DayTrippers – Paixão em Viajar

Mangue Seco & Massarandupió: Da Terra De Tieta Ao Nudismo Na Bahia

Isa na cena classica de Tieta

Saindo da Foz do São Francisco cruzamos Sergipe rumo a Mangue Seco, a terra eternizada pela novela Tieta do Agreste, baseada no romance homônimo de Jorge Amado. Mas não era simples chegar lá.

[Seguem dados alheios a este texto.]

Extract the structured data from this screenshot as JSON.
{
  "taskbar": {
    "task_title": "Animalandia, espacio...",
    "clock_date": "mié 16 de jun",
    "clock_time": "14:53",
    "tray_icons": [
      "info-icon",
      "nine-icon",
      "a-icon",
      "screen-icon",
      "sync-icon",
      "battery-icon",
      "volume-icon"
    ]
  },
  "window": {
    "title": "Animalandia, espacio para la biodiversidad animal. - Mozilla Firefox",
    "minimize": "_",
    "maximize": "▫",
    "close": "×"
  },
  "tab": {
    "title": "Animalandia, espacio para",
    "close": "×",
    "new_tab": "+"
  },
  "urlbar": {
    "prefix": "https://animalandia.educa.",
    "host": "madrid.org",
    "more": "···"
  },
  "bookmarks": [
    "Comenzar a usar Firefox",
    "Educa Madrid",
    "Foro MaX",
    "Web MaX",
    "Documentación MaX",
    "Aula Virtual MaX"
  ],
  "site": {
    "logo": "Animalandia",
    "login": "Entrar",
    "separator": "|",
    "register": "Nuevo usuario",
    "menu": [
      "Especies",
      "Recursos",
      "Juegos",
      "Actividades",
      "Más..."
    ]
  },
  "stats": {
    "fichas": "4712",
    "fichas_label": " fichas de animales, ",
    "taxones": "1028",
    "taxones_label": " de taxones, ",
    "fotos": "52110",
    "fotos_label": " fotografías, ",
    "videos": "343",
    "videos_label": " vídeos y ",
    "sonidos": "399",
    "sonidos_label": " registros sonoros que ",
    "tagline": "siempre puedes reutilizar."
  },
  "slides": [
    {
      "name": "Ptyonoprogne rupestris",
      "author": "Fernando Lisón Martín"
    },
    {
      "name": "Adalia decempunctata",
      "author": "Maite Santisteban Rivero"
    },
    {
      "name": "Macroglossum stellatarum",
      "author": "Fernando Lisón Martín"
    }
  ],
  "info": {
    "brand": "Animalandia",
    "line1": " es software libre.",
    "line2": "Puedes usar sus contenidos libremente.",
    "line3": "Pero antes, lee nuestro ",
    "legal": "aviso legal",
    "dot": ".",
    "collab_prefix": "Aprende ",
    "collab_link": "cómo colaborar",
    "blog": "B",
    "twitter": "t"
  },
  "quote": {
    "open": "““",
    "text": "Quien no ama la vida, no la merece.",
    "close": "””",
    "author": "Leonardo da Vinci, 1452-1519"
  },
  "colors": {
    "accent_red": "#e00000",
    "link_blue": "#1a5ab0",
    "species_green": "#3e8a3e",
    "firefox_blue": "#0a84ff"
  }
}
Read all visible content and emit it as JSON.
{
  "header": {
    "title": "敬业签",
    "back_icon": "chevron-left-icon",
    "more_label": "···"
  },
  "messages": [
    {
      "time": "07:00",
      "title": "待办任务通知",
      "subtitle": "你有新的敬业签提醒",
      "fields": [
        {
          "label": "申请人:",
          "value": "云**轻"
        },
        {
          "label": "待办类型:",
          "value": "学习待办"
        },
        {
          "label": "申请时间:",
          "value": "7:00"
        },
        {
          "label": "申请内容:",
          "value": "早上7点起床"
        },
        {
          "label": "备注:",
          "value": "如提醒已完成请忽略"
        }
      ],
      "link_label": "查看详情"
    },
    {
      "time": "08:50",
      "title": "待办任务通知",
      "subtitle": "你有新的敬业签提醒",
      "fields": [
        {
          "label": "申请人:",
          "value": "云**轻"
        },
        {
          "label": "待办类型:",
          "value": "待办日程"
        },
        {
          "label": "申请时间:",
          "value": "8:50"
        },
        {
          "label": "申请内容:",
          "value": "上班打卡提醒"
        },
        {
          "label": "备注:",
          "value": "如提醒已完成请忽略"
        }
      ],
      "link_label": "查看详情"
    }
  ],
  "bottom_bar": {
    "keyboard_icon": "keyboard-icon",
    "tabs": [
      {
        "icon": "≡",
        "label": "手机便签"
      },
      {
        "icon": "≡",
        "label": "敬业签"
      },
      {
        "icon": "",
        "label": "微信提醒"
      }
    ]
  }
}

Mangue Seco é uma ponta de areia onde só chega pela areia, ou de barco. Queriam nos levar ao outro lado da margem em um barco privado por R$200. Impossível, né? Dormimos em um estacionamento em Pontal, vila sergipana de onde sai a maior parte daqueles que buscam conhecer a praia mais ao norte da Bahia. Aproveitamos o vilarejo tranquilo pra umas rodadas de sinuca e cerveja.

Sinuca em Pontal

Sanduíche em Pontal

No dia seguinte chegou o grande momento, a comemoração de um ano do nosso casamento seria em uma praia paradisíaca. Mas acordamos as 7 da manhã com um batuque incrível. Chegaram 2 ônibus diretamente de Salvador lotados de pessoas e cervejas e o batuque não parava. Parecia um pesadelo naquele dia tão especial. Logo que entramos no barco vimos que boa parte já estava no ritmo da cerveja e quando me ofereceram uma achei melhor entrar no clima. Logo fomos fazendo amigos e quando vimos estávamos chegando na praia todos juntos e a banda tocava parabéns pro nosso 1 ano de casamento. Abrimos o pro secco que ganhamos do Fernando no Chile 6 meses antes e os copos se confundiam, fizemos bons amigos.

Com a galera

No pagode…

Mangue Seco é uma vila bem interessante, ruas de areia, a igreja clássica da novela e a ponta extrema é uma bela praia de areia branca atrás das dunas, vários bangalôs servidos por barracas de praia com porções de carne de sol, camarão e cerveja gelada. Acabamos passando só o dia pois as pousadas estavam caras pro nosso esquema e o Curumim estava na outra margem do Rio Real pronto pra nos receber.

A igrejinha da Tieta

A praia

Ainda no norte da Bahia não podíamos deixar de conhecer a belíssima Massarandupió, uma praia muito extensa cercada de coqueiros e o melhor, naturista! Deixamos o Curumim debaixo dos coqueiros com medo de ele ser atingido por um côco e fomos curtir. Massarandupió pode ficar cheio às vezes, afinal está a apenas 45km da badalada Praia do Forte, mas naquela segunda feira abençoada estávamos nós e uma meia dúzia de desocupados na Barraca do Juvenal. O Juvenal é um senhor que não é adepto do naturismo mas que sempre lutou pela praia de Massarandupió e trabalha ali com a família a 15 anos. Um ícone local. Atrás da barraca, cruzando uma pequena duna, passa um riacho bem gostoso para banhar.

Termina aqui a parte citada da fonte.